Madeleine Albright will be missed — Greatly.

 

And The Nominee Is?

Wednesday, February 9th, 2022

More than 20 years ago, C-SPAN and its academic advisors decided to create a survey instrument, by which “historians, professors and other professional observers of the presidency” would be asked to rate all presidents in ten areas from best to worst. They conducted the first survey in 2000 and, using the same criteria, have repeated it since then every time administrations changed.

This year, 142 scholarly elites completed the survey that asked participants for evaluations in the following ten categories:

  • Public Persuasion
  • Crisis Leadership
  • Economic Management
  • Moral Authority
  • International Relations
  • Administrative Skills
  • Relations with Congress
  • Vision/Setting an Agenda
  • Pursuit of Equal Justice for All
  • Performance Within the Context of the Times

Abraham Lincoln has finished on top in every one of the surveys, including the fifth one just conducted following the change to the Biden administration.

It will come as no surprise to many that Donald Trump finished fourth from the bottom in this year’s survey, his first. He finished ahead of Franklin Pierce, Andrew Johnson and James Buchanan, and behind all the others. Even Warren Harding got more respect from the raters.

However, the historians, et al, were not asked to rate Presidents in terms of how consequential they were. And it is here I suggest Trump would finish in the top ten, perhaps even the top five. I base this on one thing and one thing only: His fundamental change of the American Judiciary, principally at the Supreme Court level. Trump succeeded in locking in a deeply conservative bench for decades to come. That was the result of the grifter and reality show star’s Faustian Bargain with Mitch McConnell, senate Majority Leader during the Trump years. Trump craved power and being adored by people who were in need of someone to adore, and McConnell wanted his legacy to be the establishment of a profoundly conservative court. They each got what they bargained for.

Trump had two other monumental accomplishments, of course. The first was passage of the Tax Cuts and Jobs Act of 2017, which was a Christmas present of the first order for the nation’s wealthy, a knife in the back for everyone else, and a means to a significant widening of the ever-growing divide between the haves and have nots. Trump’s second accomplishment was to give the Republican Party an opportunity to exercise noble leadership in the face of his insane narcissistic nationalism and autocratic desires culminating in the January 6th insurrection. Unfortunately, only two Republican leaders, Representatives Cheney and Kinzinger, answered the call. The rest of them, every one of them, became profiles in cowardice.

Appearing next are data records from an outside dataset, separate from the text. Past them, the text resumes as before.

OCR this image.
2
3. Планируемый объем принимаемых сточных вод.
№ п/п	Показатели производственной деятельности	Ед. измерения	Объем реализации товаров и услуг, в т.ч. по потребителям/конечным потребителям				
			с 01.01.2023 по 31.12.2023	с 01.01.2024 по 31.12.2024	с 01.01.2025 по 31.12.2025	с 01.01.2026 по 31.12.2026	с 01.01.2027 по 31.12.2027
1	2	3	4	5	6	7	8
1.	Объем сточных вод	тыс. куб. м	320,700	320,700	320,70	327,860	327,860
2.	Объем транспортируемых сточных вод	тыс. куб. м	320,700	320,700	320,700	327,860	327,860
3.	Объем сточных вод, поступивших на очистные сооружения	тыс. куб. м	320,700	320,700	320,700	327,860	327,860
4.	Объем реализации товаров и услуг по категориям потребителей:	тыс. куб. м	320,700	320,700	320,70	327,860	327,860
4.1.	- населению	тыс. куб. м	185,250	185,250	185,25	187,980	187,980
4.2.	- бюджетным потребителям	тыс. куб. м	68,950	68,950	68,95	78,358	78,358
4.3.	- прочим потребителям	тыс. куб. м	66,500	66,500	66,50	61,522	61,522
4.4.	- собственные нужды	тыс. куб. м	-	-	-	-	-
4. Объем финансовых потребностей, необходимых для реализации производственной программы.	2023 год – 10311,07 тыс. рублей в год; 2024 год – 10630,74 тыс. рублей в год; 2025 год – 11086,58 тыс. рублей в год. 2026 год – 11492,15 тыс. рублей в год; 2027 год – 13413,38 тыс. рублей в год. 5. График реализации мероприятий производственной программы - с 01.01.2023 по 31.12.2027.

However, these other two Trumpian achievements can be changed. Congress can change tax laws, and Republicans can grow spines. But that Supreme Court thing? That is here to stay.

Which brings us to the imminent Supreme Court vacancy caused by the announced retirement of Justice Stephen Breyer.

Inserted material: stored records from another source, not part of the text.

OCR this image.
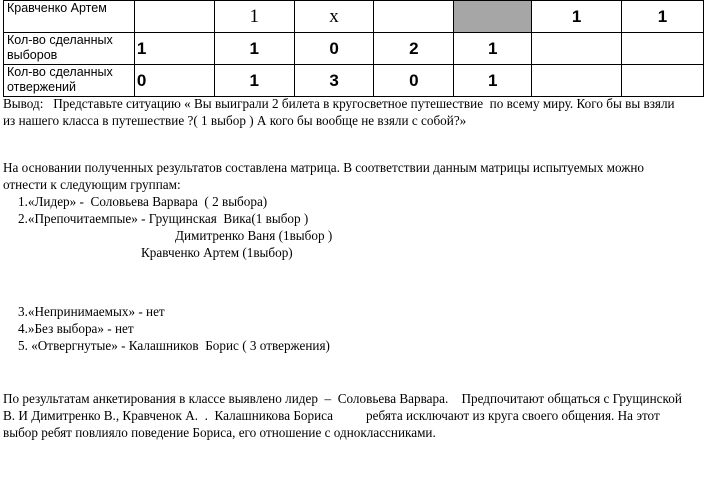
Кравченко Артем		1	x			1	1
Кол-во сделанных выборов	1	1	0	2	1		
Кол-во сделанных отвержений	0	1	3	0	1		
Вывод:   Представьте ситуацию « Вы выиграли 2 билета в кругосветное путешествие  по всему миру. Кого бы вы взяли
из нашего класса в путешествие ?( 1 выбор ) А кого бы вообще не взяли с собой?»
На основании полученных результатов составлена матрица. В соответствии данным матрицы испытуемых можно
отнести к следующим группам:
1.«Лидер» -  Соловьева Варвара  ( 2 выбора)
2.«Препочитаемпые» - Грущинская  Вика(1 выбор )
Димитренко Ваня (1выбор )
Кравченко Артем (1выбор)
3.«Непринимаемых» - нет
4.»Без выбора» - нет
5. «Отвергнутые» - Калашников  Борис ( 3 отвержения)
По результатам анкетирования в классе выявлено лидер  –  Соловьева Варвара.    Предпочитают общаться с Грущинской
В. И Димитренко В., Кравченок А.  .  Калашникова Бориса          ребята исключают из круга своего общения. На этот
выбор ребят повлияло поведение Бориса, его отношение с одноклассниками.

When he was campaigning for President, Joe Biden promised if he had the opportunity to nominate a Supreme Court Justice, he would nominate a highly-qualified black woman. With Justice Breyer’s announcement, Biden has reaffirmed that pledge. He will submit his nomination to the Senate in the very near future. It will be a black woman.

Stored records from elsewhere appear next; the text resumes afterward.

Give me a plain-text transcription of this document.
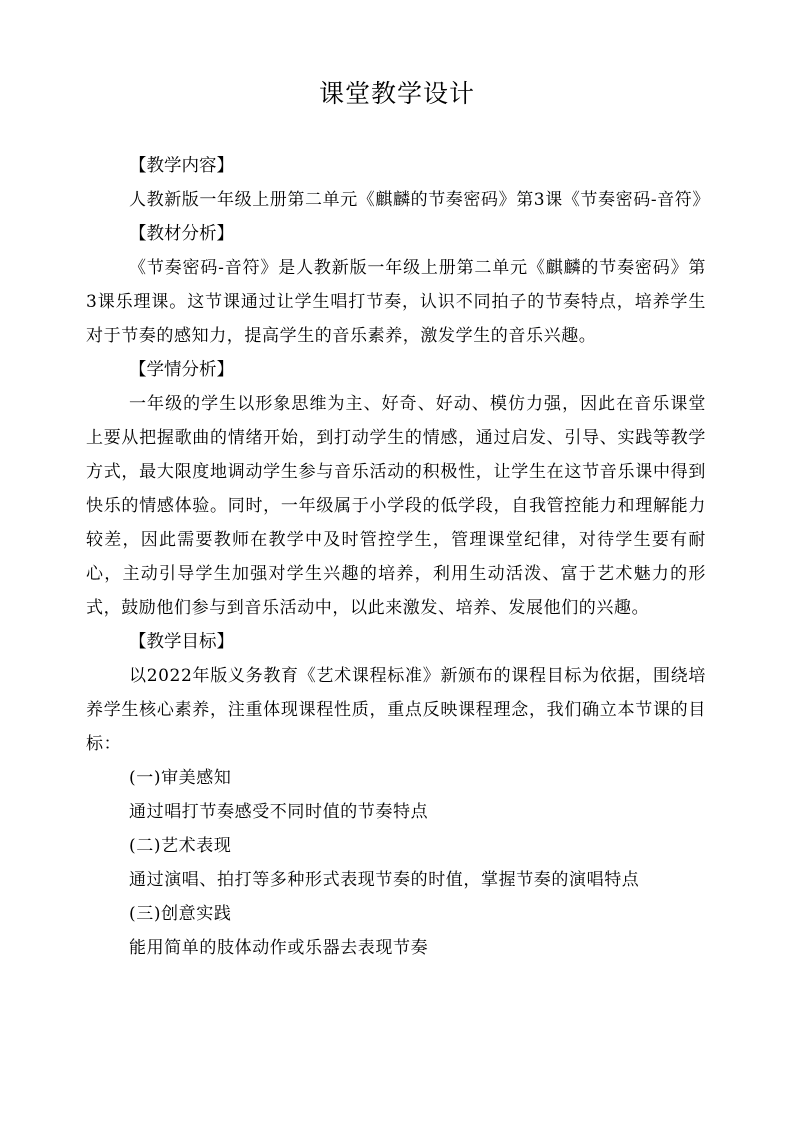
课堂教学设计
【教学内容】
人教新版一年级上册第二单元《麒麟的节奏密码》第3课《节奏密码-音符》
【教材分析】
《节奏密码-音符》是人教新版一年级上册第二单元《麒麟的节奏密码》第3课乐理课。这节课通过让学生唱打节奏，认识不同拍子的节奏特点，培养学生对于节奏的感知力，提高学生的音乐素养，激发学生的音乐兴趣。
【学情分析】
一年级的学生以形象思维为主、好奇、好动、模仿力强，因此在音乐课堂上要从把握歌曲的情绪开始，到打动学生的情感，通过启发、引导、实践等教学方式，最大限度地调动学生参与音乐活动的积极性，让学生在这节音乐课中得到快乐的情感体验。同时，一年级属于小学段的低学段，自我管控能力和理解能力较差，因此需要教师在教学中及时管控学生，管理课堂纪律，对待学生要有耐心，主动引导学生加强对学生兴趣的培养，利用生动活泼、富于艺术魅力的形式，鼓励他们参与到音乐活动中，以此来激发、培养、发展他们的兴趣。
【教学目标】
以2022年版义务教育《艺术课程标准》新颁布的课程目标为依据，围绕培养学生核心素养，注重体现课程性质，重点反映课程理念，我们确立本节课的目标：
(一)审美感知
通过唱打节奏感受不同时值的节奏特点
(二)艺术表现
通过演唱、拍打等多种形式表现节奏的时值，掌握节奏的演唱特点
(三)创意实践
能用简单的肢体动作或乐器去表现节奏
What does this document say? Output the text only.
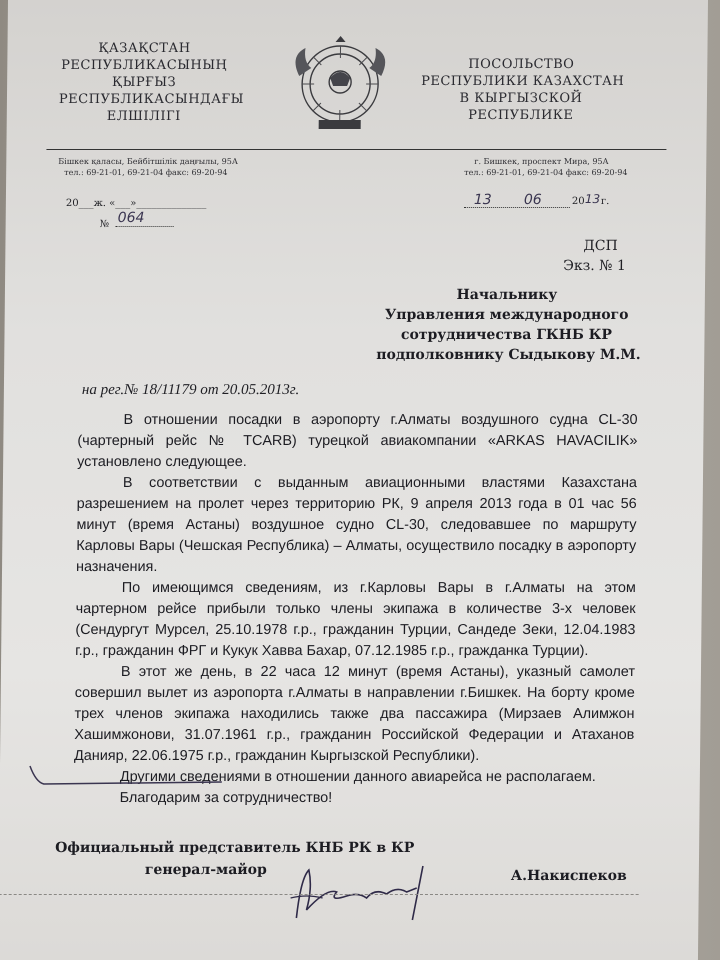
ҚАЗАҚСТАН
РЕСПУБЛИКАСЫНЫҢ
ҚЫРҒЫЗ
РЕСПУБЛИКАСЫНДАҒЫ
ЕЛШІЛІГІ
ПОСОЛЬСТВО
РЕСПУБЛИКИ КАЗАХСТАН
В КЫРГЫЗСКОЙ
РЕСПУБЛИКЕ
Бішкек қаласы, Бейбітшілік даңғылы, 95А
тел.: 69-21-01, 69-21-04 факс: 69-20-94
г. Бишкек, проспект Мира, 95А
тел.: 69-21-01, 69-21-04 факс: 69-20-94
20___ж. «___»______________
№ 064
13 06	20 13 г.
ДСП
Экз. № 1
Начальнику
Управления международного
сотрудничества ГКНБ КР
подполковнику Сыдыкову М.М.
на рег.№ 18/11179 от 20.05.2013г.

В отношении посадки в аэропорту г.Алматы воздушного судна CL-30 (чартерный рейс № TCARB) турецкой авиакомпании «ARKAS HAVACILIK» установлено следующее.

В соответствии с выданным авиационными властями Казахстана разрешением на пролет через территорию РК, 9 апреля 2013 года в 01 час 56 минут (время Астаны) воздушное судно CL-30, следовавшее по маршруту Карловы Вары (Чешская Республика) – Алматы, осуществило посадку в аэропорту назначения.

По имеющимся сведениям, из г.Карловы Вары в г.Алматы на этом чартерном рейсе прибыли только члены экипажа в количестве 3-х человек (Сендургут Мурсел, 25.10.1978 г.р., гражданин Турции, Сандеде Зеки, 12.04.1983 г.р., гражданин ФРГ и Кукук Хавва Бахар, 07.12.1985 г.р., гражданка Турции).

В этот же день, в 22 часа 12 минут (время Астаны), указный самолет совершил вылет из аэропорта г.Алматы в направлении г.Бишкек. На борту кроме трех членов экипажа находились также два пассажира (Мирзаев Алимжон Хашимжонови, 31.07.1961 г.р., гражданин Российской Федерации и Атаханов Данияр, 22.06.1975 г.р., гражданин Кыргызской Республики).

Другими сведениями в отношении данного авиарейса не располагаем.

Благодарим за сотрудничество!

Официальный представитель КНБ РК в КР
генерал-майор	А.Накиспеков
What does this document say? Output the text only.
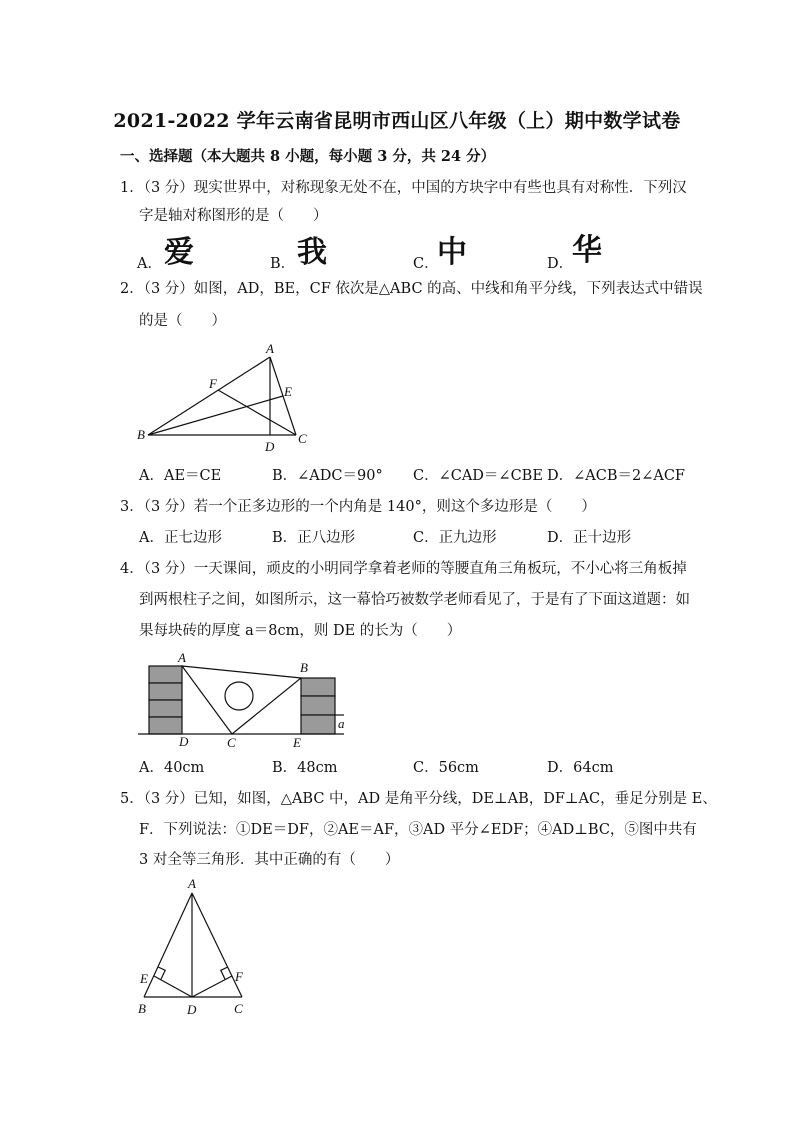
2021-2022 学年云南省昆明市西山区八年级（上）期中数学试卷
一、选择题（本大题共 8 小题，每小题 3 分，共 24 分）
1．（3 分）现实世界中，对称现象无处不在，中国的方块字中有些也具有对称性．下列汉
字是轴对称图形的是（　　）
A． 爱	B． 我	C．
中	D．
华
2．（3 分）如图，AD，BE，CF 依次是△ABC 的高、中线和角平分线，下列表达式中错误
的是（　　）
A
B	C
D
E
F
A．AE＝CE	B．∠ADC＝90° C．∠CAD＝∠CBE D．∠ACB＝2∠ACF
3．（3 分）若一个正多边形的一个内角是 140°，则这个多边形是（　　）
A．正七边形	B．正八边形	C．正九边形	D．正十边形
4．（3 分）一天课间，顽皮的小明同学拿着老师的等腰直角三角板玩，不小心将三角板掉
到两根柱子之间，如图所示，这一幕恰巧被数学老师看见了，于是有了下面这道题：如
果每块砖的厚度 a＝8cm，则 DE 的长为（　　）
A
B
C
D	E
a
A．40cm	B．48cm	C．56cm	D．64cm
5．（3 分）已知，如图，△ABC 中，AD 是角平分线，DE⊥AB，DF⊥AC，垂足分别是 E、
F．下列说法：①DE＝DF，②AE＝AF，③AD 平分∠EDF；④AD⊥BC，⑤图中共有
3 对全等三角形．其中正确的有（　　）
A
B	C
D
E	F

How will Republican Senators react to the nominee, whoever she is? How will they approach the hearings to be held by the Judiciary Committee, chaired by Illinois senator Dick Durbin? Will they be able to restrain the natural gravitational urges of their more ambitious and inflammatory members to grandstand opportunistically? Will they be able to keep Trump out of it?

Nominations to the Supreme Court are highly political. History is replete with examples, and this one will be no different. But from here, deep in the winter of the Berkshire mountains, my guess is that with a few unavoidable histrionics from the grandstanding children, Biden’s nominee will sail through like a battleship through fog, with Republicans, trying to appear as honorable adults, saying they refuse to do to Biden’s nominee what the Democrats did to Bret Kavanaugh.

Not that it will make a bit of difference to the future rulings of the Supreme Court.